FFMPEG_DLL_PATH Path to the FFmpeg dynamically linked library file. The lib file is expected to be alongside it.
FFMPEG_INCLUDE_DIR Path to directory containing FFmpeg include files. Bindings will be generated using bindgen.
FFMPEG_LIBS_DIR Path to directory containing FFmpeg library files.
FFMPEG_PKG_CONFIG_PATH Path to directory containing .pc files to probe with pkg-config.
PKG_CONFIG Path to pkg-config executable file, if pkg-config is not in your PATH. The pkgconf tool can also be used.

Features

This crate has several features which can be configured:

Feature Purpose
ffmpeg5 Compile with support for FFmpeg 5.*
ffmpeg6 Compile with support for FFmpeg 6.*
ffmpeg7 Compile with support for FFmpeg 7.*
link_system_ffmpeg Enable probing for FFmpeg installed by your system package manager using pkg-config.
link_vcpkg_ffmpeg Enable probing for FFmpeg using the vcpkg crate.

None of the features are enabled by default. If no ffmpeg* feature is chosen, then support for FFmpeg 4.* will be compiled.

vcpkg triplets

The vcpkg triplet controls the CPU architecture, operating system, runtime library, etc. It is very important that you choose a triplet that is known to be compatible with your Rust toolchain targets and configuration in order to avoid undefined behavior.
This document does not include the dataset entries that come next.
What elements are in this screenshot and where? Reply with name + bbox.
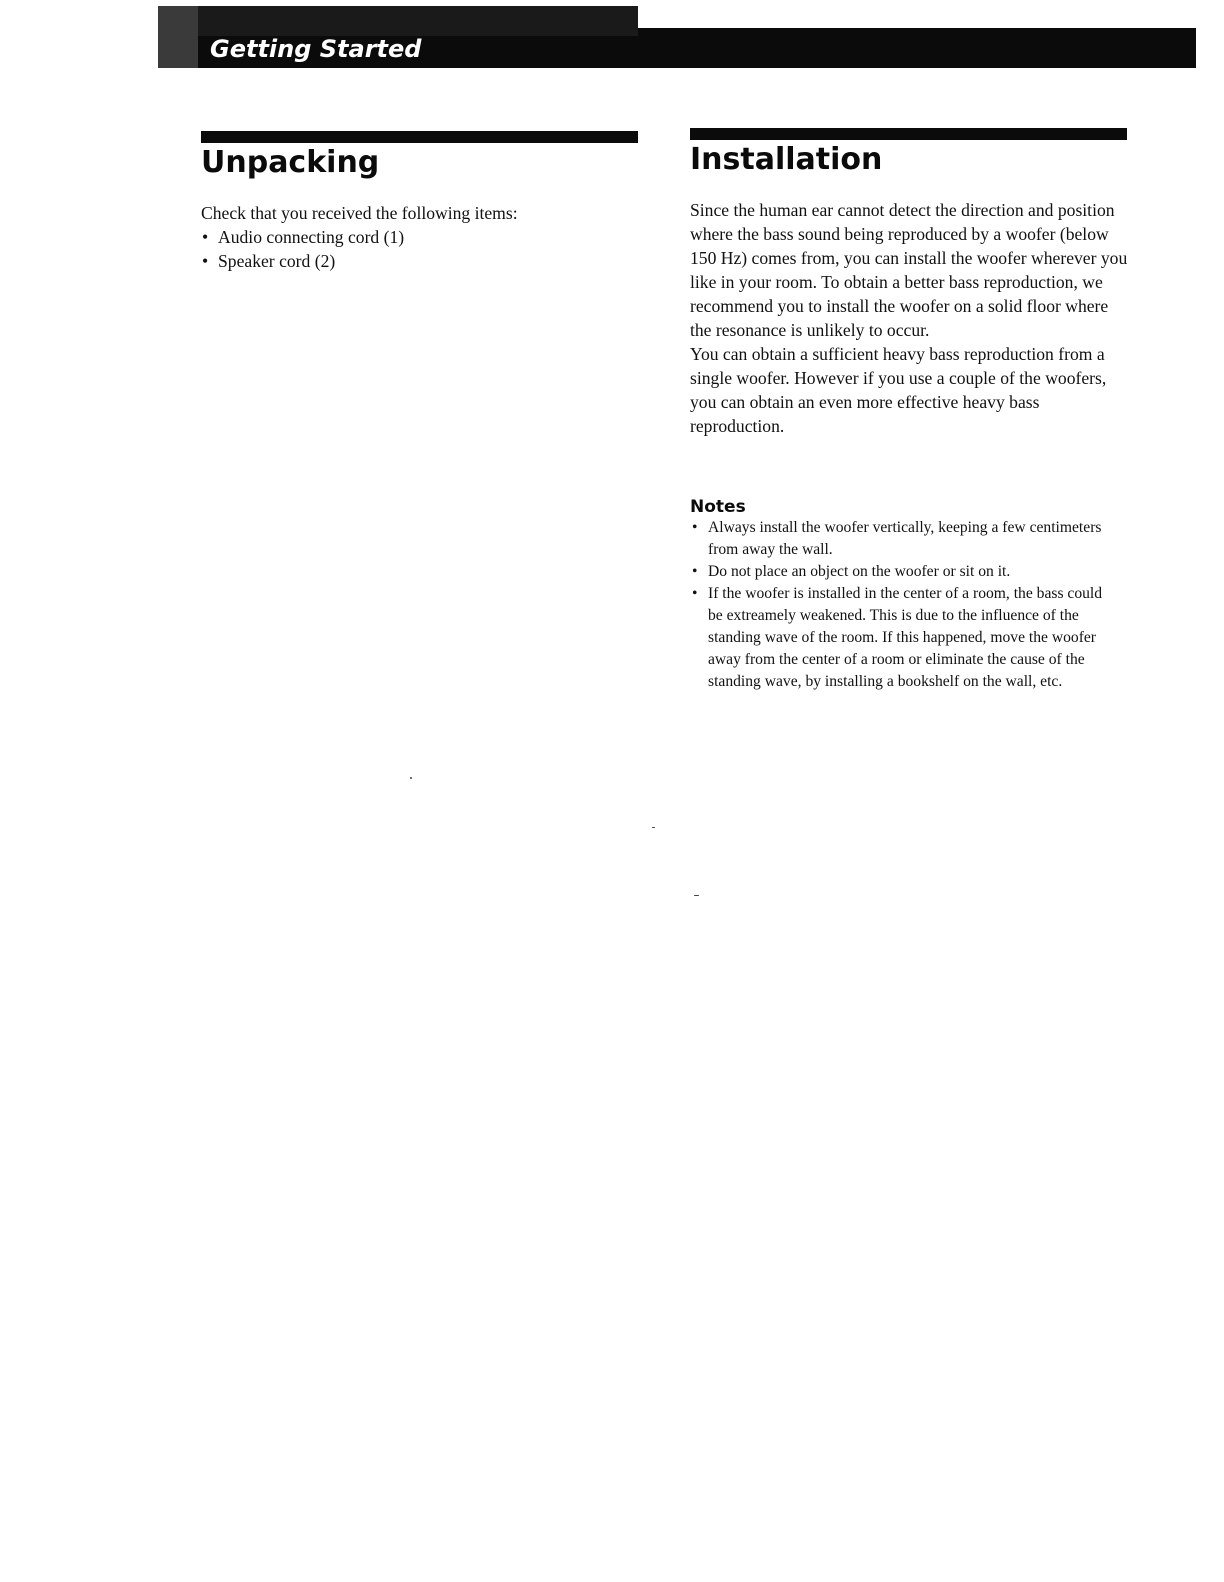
scan-speck	[694, 895, 699, 896]
unpacking-intro: Check that you received the following items:	[201, 203, 518, 223]
list-item: • Speaker cord (2)	[201, 249, 638, 273]
scan-speck	[410, 777, 412, 779]
installation-body	[690, 198, 1130, 438]
unpacking-rule	[201, 131, 638, 143]
note-item: • Do not place an object on the woofer or sit on it.	[690, 561, 1120, 583]
notes-list	[690, 517, 1120, 693]
list-item: • Audio connecting cord (1)	[201, 225, 638, 249]
notes-heading: Notes	[690, 497, 746, 517]
installation-title: Installation	[690, 142, 883, 177]
unpacking-list	[201, 225, 638, 273]
unpacking-title: Unpacking	[201, 145, 380, 180]
header-corner-texture	[158, 6, 198, 68]
installation-rule	[690, 128, 1127, 140]
note-item: • If the woofer is installed in the center of a room, the bass could be extreamely weakened. This is due to the influence of the standing wave of the room. If this happened, move the woofer away from the center of a room or eliminate the cause of the standing wave, by installing a bookshelf on the wall, etc.	[690, 583, 1120, 693]
scan-speck	[652, 827, 655, 828]
header-tab	[158, 6, 638, 36]
installation-paragraph: Since the human ear cannot detect the direction and position where the bass sound being reproduced by a woofer (below 150 Hz) comes from, you can install the woofer wherever you like in your room. To obtain a better bass reproduction, we recommend you to install the woofer on a solid floor where the resonance is unlikely to occur.	[690, 200, 1128, 340]
unpacking-body	[201, 201, 638, 273]
note-item: • Always install the woofer vertically, keeping a few centimeters from away the wall.	[690, 517, 1120, 561]
section-label: Getting Started	[210, 35, 422, 63]
installation-paragraph: You can obtain a sufficient heavy bass reproduction from a single woofer. However if you use a couple of the woofers, you can obtain an even more effective heavy bass reproduction.	[690, 344, 1107, 436]
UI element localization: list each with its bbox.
This table provides a quick reference for what vcpkg triplet to choose:

Rust toolchain target FFmpeg linking CRT linking vcpkg triplet
x86_64-pc-windows-msvc Static Static x64-windows-static
x86_64-pc-windows-msvc Static Dynamic x64-windows-static-md
x86_64-pc-windows-msvc Dynamic Dynamic x64-windows
x86_64-unknown-linux-gnu Static Dynamic x64-linux
x86_64-unknown-linux-gnu Dynamic Dynamic x64-linux-dynamic
aarch64-apple-darwin Static Dynamic arm64-osx
aarch64-apple-darwin Dynamic Dynamic arm64-osx-dynamic
  • Rust toolchain target: View Rust toolchain targets using rustup target list.
  • CRT linking: The C runtime can be dynamically or statically linked to the code compiled by Rust. The crt-static target feature controls this; the default varies by target. On Windows, macOS, and Linux with glibc, dynamic linking is the Rust default.
  • vcpkg triplet: The vcpkg triplet that you should use for the given Rust target and CRT linking. Typically set using the --triplet parameter.

Attention

FFI is not that easy, especially when you are dealing with a big old C project. Don't get discouraged if you encounter some problems. The CI check already has some typical ffmpeg compilation and use cases for you to check. File an issue if you still have any problems.